La xénophobie, peur-haine de l’étranger-ennemi, a pu exister depuis que des communautés dites « primitives » ont dû construire des rapports d’échange et rencontrer d’autres formes de vie et de coutumes que les leurs. Le racisme comme tel en est une spécification tardive, qui s’est constituée, dans la foulée des premiers empires coloniaux de la fin du moyen-âge, comme structure doctrinale, idéologique et politique, et comme véritable système social aux XVIIIe et surtout au XIXe siècle. Il se trouve alors légitimé scientifiquement par un nouveau concept de « race » qui deviendra, notamment, le blason de l’universalisme (impérial, puis républicain) dont le colonialisme français n’arrêtera plus dès lors de se servir, et dont l’impérialisme actuel est naturellement l’héritier.

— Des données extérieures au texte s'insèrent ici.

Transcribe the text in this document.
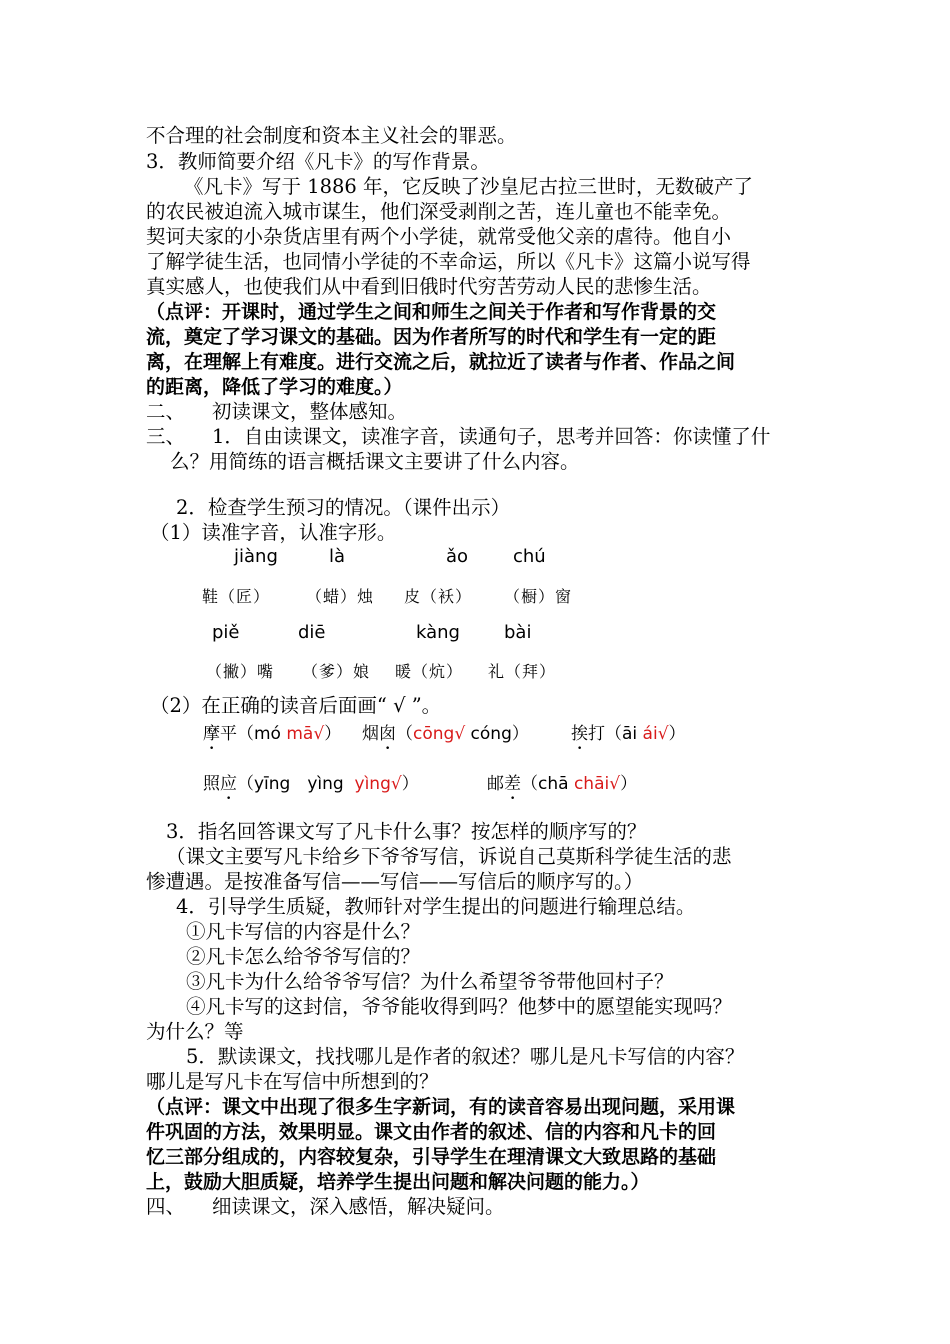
不合理的社会制度和资本主义社会的罪恶。
3．教师简要介绍《凡卡》的写作背景。
《凡卡》写于 1886 年，它反映了沙皇尼古拉三世时，无数破产了
的农民被迫流入城市谋生，他们深受剥削之苦，连儿童也不能幸免。
契诃夫家的小杂货店里有两个小学徒，就常受他父亲的虐待。他自小
了解学徒生活，也同情小学徒的不幸命运，所以《凡卡》这篇小说写得
真实感人，也使我们从中看到旧俄时代穷苦劳动人民的悲惨生活。
（点评：开课时，通过学生之间和师生之间关于作者和写作背景的交
流，奠定了学习课文的基础。因为作者所写的时代和学生有一定的距
离，在理解上有难度。进行交流之后，就拉近了读者与作者、作品之间
的距离，降低了学习的难度。）
二、 初读课文，整体感知。
三、 1．自由读课文，读准字音，读通句子，思考并回答：你读懂了什
么？用简练的语言概括课文主要讲了什么内容。
2．检查学生预习的情况。（课件出示）
（1）读准字音，认准字形。
jiàng	là	ǎo chú
鞋（匠） （蜡）烛 皮（袄） （橱）窗
piě	diē	kàng bài
（撇）嘴 （爹）娘 暖（炕） 礼（拜）
（2）在正确的读音后面画“ √ ”。
摩平（mó mā√） 烟囱（cōng√ cóng） 挨打（āi ái√）
照应（yīng　yìng yìng√）	邮差（chā chāi√）
3．指名回答课文写了凡卡什么事？按怎样的顺序写的？
（课文主要写凡卡给乡下爷爷写信，诉说自己莫斯科学徒生活的悲
惨遭遇。是按准备写信——写信——写信后的顺序写的。）
4．引导学生质疑，教师针对学生提出的问题进行输理总结。
①凡卡写信的内容是什么？
②凡卡怎么给爷爷写信的？
③凡卡为什么给爷爷写信？为什么希望爷爷带他回村子？
④凡卡写的这封信，爷爷能收得到吗？他梦中的愿望能实现吗？
为什么？等
5．默读课文，找找哪儿是作者的叙述？哪儿是凡卡写信的内容？
哪儿是写凡卡在写信中所想到的？
（点评：课文中出现了很多生字新词，有的读音容易出现问题，采用课
件巩固的方法，效果明显。课文由作者的叙述、信的内容和凡卡的回
忆三部分组成的，内容较复杂，引导学生在理清课文大致思路的基础
上，鼓励大胆质疑，培养学生提出问题和解决问题的能力。）
四、 细读课文，深入感悟，解决疑问。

Or comme Marx l’a conceptualisé y compris au plan proprement économique, ce sur quoi Anderson revient longuement (réactualisant de façon passionnante les débats des années 60 et 70 sur l’anthropologie marxiste), il ne faut pas confondre les points de départ ou présupposés historiques qui, antérieurs au capitalisme, ont pu contribuer à son émergence ou tout simplement, d’abord, coexister avec lui, avec la façon dont celui-ci a, au fur et à mesure de son expansion pandémique, reconfiguré ces points de départs ou facteurs indépendants. Abolissant leur autonomie antérieure, le propre du capitalisme développé est de les relocaliser par rapport à ses propres présupposés logiques,c’est-à-dire ses lois fondamentales propres, en l’espèce la loi de la valeur et de l’accumulation du capital. Quoique ce ne soit pas le propos présentement (Anderson n’abordant pas, du reste, la question féministe), on peut ajouter ici que la domination patriarcale, même dans les sociétés qui connaissaient la propriété commune des moyens de production et en ce sens un « communisme primitif », remonte de façon statistiquement dominante à l’âge de pierre. Mais là encore le capital a parfaitement su l’enrôler dans sa logique propre.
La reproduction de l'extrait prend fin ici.